I want to do a simple instrumental variables model.
In the first stage, each of n units is encouraged (more or less) to get treatment. In the second stage, each unit gets a certain amount of treatment, affected by the amount of encouragement and a confound. The outcome y is affected by the treatment and the confound. Then I want to estimate the effect of the treatment on the outcome.
I generated data using this model:
data {
int<lower=0> N;
real sigma;
real alpha;
real beta;
real gamma;
}
parameters {
vector[N] encourage;
vector[N] treat;
vector[N] confound;
vector[N] y;
}
model {
for (n in 1:N) {
encourage[n] ~ normal(0, 5);
treat[n] ~ normal(encourage[n] + confound[n], 1.0);
y[n] ~ normal(alpha + beta * treat[n] + gamma * confound[n], sigma);
}
}
and these assumed values:
{
"N": 100,
"sigma": 1,
"alpha": 2,
"beta": 3,
"gamma": 4
}
Using the data generated by sampling from that model, I made another model moving some of the data
values into the parameters
block in order to recover the assumed parameter values:
data {
int<lower=0> N;
real sigma;
real alpha;
real beta;
real gamma;
}
parameters {
vector[N] encourage;
vector[N] treat;
vector[N] confound;
vector[N] y;
}
model {
for (n in 1:N) {
encourage[n] ~ normal(0, 5);
treat[n] ~ normal(encourage[n] + confound[n], 1.0);
y[n] ~ normal(alpha + beta * treat[n] + gamma * confound[n], sigma);
}
}
That was successful, yielding estimates close to the true parameter values:
Row │ variable mean eltype
│ Symbol Float64 DataType
─────┼──────────────────────────────────────────
1 │ lp__ -85.6632 Float64
2 │ accept_stat__ 0.864591 Float64
3 │ stepsize__ 0.000888479 Float64
4 │ treedepth__ 9.664 Int64
5 │ n_leapfrog__ 951.83 Int64
6 │ divergent__ 0.092 Int64
7 │ energy__ 137.435 Float64
8 │ sigma 0.918336 Float64
9 │ alpha 2.44468 Float64
10 │ beta 3.04862 Float64
11 │ gamma 3.95177 Float64
...
But that parametrization required me to describe the confound
variable explicitly in the model, which I haven’t previously seen in an instrumental variables model.

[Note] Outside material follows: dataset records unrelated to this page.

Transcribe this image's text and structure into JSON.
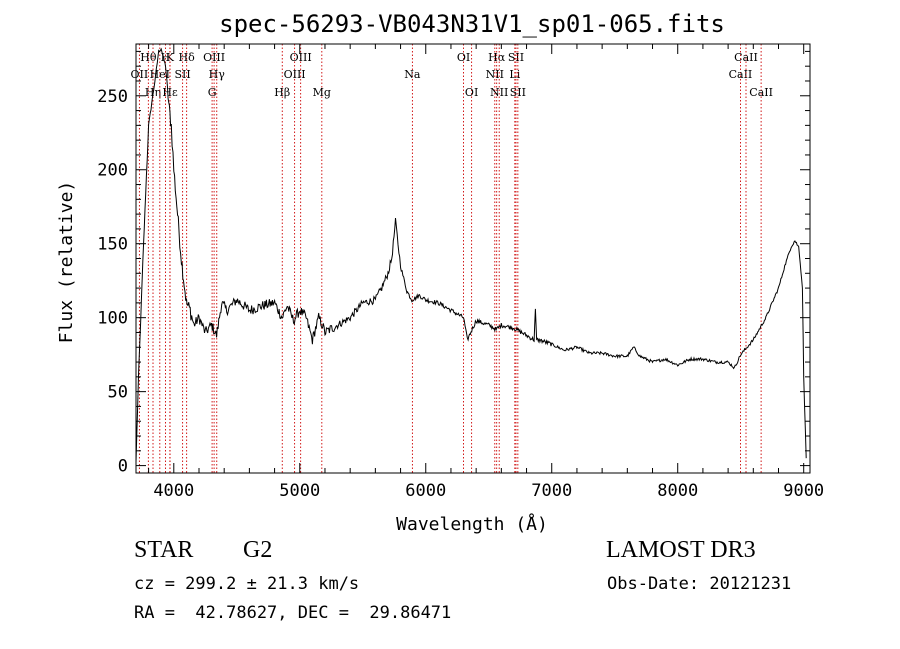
{
  "chart_data": {
    "type": "line",
    "title": "spec-56293-VB043N31V1_sp01-065.fits",
    "xlabel": "Wavelength (Å)",
    "ylabel": "Flux (relative)",
    "xlim": [
      3700,
      9050
    ],
    "ylim": [
      -5,
      285
    ],
    "x_ticks": [
      4000,
      5000,
      6000,
      7000,
      8000,
      9000
    ],
    "x_tick_labels": [
      "4000",
      "5000",
      "6000",
      "7000",
      "8000",
      "9000"
    ],
    "y_ticks": [
      0,
      50,
      100,
      150,
      200,
      250
    ],
    "y_tick_labels": [
      "0",
      "50",
      "100",
      "150",
      "200",
      "250"
    ],
    "series": [
      {
        "name": "flux",
        "color": "#000000",
        "x": [
          3700,
          3720,
          3760,
          3800,
          3850,
          3880,
          3900,
          3920,
          3935,
          3950,
          3965,
          3980,
          4000,
          4030,
          4060,
          4100,
          4130,
          4160,
          4200,
          4250,
          4300,
          4340,
          4380,
          4420,
          4500,
          4600,
          4700,
          4800,
          4860,
          4900,
          4950,
          5000,
          5050,
          5100,
          5150,
          5180,
          5200,
          5300,
          5400,
          5500,
          5600,
          5650,
          5700,
          5730,
          5760,
          5780,
          5800,
          5850,
          5890,
          5950,
          6000,
          6100,
          6200,
          6300,
          6330,
          6400,
          6500,
          6560,
          6600,
          6700,
          6800,
          6860,
          6870,
          6880,
          6900,
          7000,
          7100,
          7200,
          7300,
          7400,
          7500,
          7600,
          7650,
          7700,
          7800,
          7900,
          8000,
          8100,
          8200,
          8300,
          8400,
          8450,
          8500,
          8550,
          8600,
          8700,
          8800,
          8850,
          8900,
          8930,
          8960,
          8990,
          9000,
          9020
        ],
        "y": [
          2,
          60,
          150,
          230,
          260,
          280,
          282,
          275,
          270,
          255,
          240,
          230,
          200,
          170,
          140,
          110,
          105,
          95,
          100,
          90,
          95,
          88,
          110,
          105,
          112,
          105,
          108,
          110,
          100,
          108,
          98,
          105,
          100,
          85,
          100,
          95,
          90,
          95,
          100,
          110,
          112,
          120,
          130,
          140,
          165,
          150,
          135,
          118,
          112,
          115,
          112,
          110,
          105,
          100,
          85,
          98,
          95,
          92,
          95,
          93,
          88,
          85,
          105,
          85,
          85,
          82,
          78,
          80,
          76,
          76,
          74,
          74,
          80,
          74,
          70,
          72,
          68,
          72,
          72,
          70,
          70,
          66,
          75,
          80,
          85,
          100,
          120,
          135,
          148,
          152,
          148,
          120,
          60,
          5
        ]
      }
    ],
    "lines": [
      {
        "label": "OII",
        "x": 3727,
        "row": 1
      },
      {
        "label": "Hθ",
        "x": 3798,
        "row": 0
      },
      {
        "label": "Hη",
        "x": 3835,
        "row": 2
      },
      {
        "label": "HeI",
        "x": 3889,
        "row": 1
      },
      {
        "label": "H",
        "x": 3934,
        "row": 0
      },
      {
        "label": "K",
        "x": 3969,
        "row": 0
      },
      {
        "label": "Hε",
        "x": 3970,
        "row": 2
      },
      {
        "label": "SII",
        "x": 4070,
        "row": 1
      },
      {
        "label": "Hδ",
        "x": 4102,
        "row": 0
      },
      {
        "label": "OIII",
        "x": 4320,
        "row": 0
      },
      {
        "label": "Hγ",
        "x": 4341,
        "row": 1
      },
      {
        "label": "G",
        "x": 4304,
        "row": 2
      },
      {
        "label": "Hβ",
        "x": 4861,
        "row": 2
      },
      {
        "label": "OIII",
        "x": 4959,
        "row": 1
      },
      {
        "label": "OIII",
        "x": 5007,
        "row": 0
      },
      {
        "label": "Mg",
        "x": 5175,
        "row": 2
      },
      {
        "label": "Na",
        "x": 5894,
        "row": 1
      },
      {
        "label": "OI",
        "x": 6300,
        "row": 0
      },
      {
        "label": "OI",
        "x": 6364,
        "row": 2
      },
      {
        "label": "NII",
        "x": 6548,
        "row": 1
      },
      {
        "label": "Hα",
        "x": 6563,
        "row": 0
      },
      {
        "label": "NII",
        "x": 6583,
        "row": 2
      },
      {
        "label": "Li",
        "x": 6707,
        "row": 1
      },
      {
        "label": "SII",
        "x": 6716,
        "row": 0
      },
      {
        "label": "SII",
        "x": 6731,
        "row": 2
      },
      {
        "label": "CaII",
        "x": 8498,
        "row": 1
      },
      {
        "label": "CaII",
        "x": 8542,
        "row": 0
      },
      {
        "label": "CaII",
        "x": 8662,
        "row": 2
      }
    ]
  },
  "info": {
    "type": "STAR",
    "subclass": "G2",
    "survey": "LAMOST DR3",
    "cz": "cz = 299.2 ± 21.3 km/s",
    "obs_date": "Obs-Date: 20121231",
    "radec": "RA =  42.78627, DEC =  29.86471"
  },
  "colors": {
    "line_marker": "#cc0000",
    "spectrum": "#000000"
  }
}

Is that the correct thing to do?
I tried removing the confound
variable from the model:
data {
int<lower=0> N;
}
parameters {
real sigma;
real alpha;
real beta;
vector[N] encourage;
vector[N] treat;
vector[N] y;
}
model {
sigma ~ lognormal(0,1);
alpha ~ normal(0,5);
beta ~ normal(0,5);
for (n in 1:N) {
encourage[n] ~ normal(0, 5);
treat[n] ~ normal(encourage[n], 1.0);
y[n] ~ normal(alpha + beta * treat[n], sigma);
}
}
but it yielded estimates very far from the true values:
Row │ variable mean eltype
│ Symbol Float64 DataType
─────┼────────────────────────────────────────
1 │ lp__ -236.601 Float64
2 │ accept_stat__ 0.7093 Float64
3 │ stepsize__ 0.0112572 Float64
4 │ treedepth__ 8.799 Int64
5 │ n_leapfrog__ 564.953 Int64
6 │ divergent__ 0.122 Int64
7 │ energy__ 388.643 Float64
8 │ sigma 2.59038 Float64
9 │ alpha 0.173213 Float64
10 │ beta -2.61633 Float64
...
I saw there is an example instrumental variables model blog post but it seemed more complicated and I didn’t really understand it.
Questions:
-
Is it ok to model the confounder explicitly like I did in the first estimation example? I think doing that is consistent with the “generative modeling” style that I’ve heard about, but I haven’t previously seen confounders modeled explicitly before, so (even though the estimates line up with the assumed values) I worry I’m doing something wrong.
-
Is there a simple way to model instrumental variables without explicitly modeling the confound parameter? Are there advantages to doing it this way?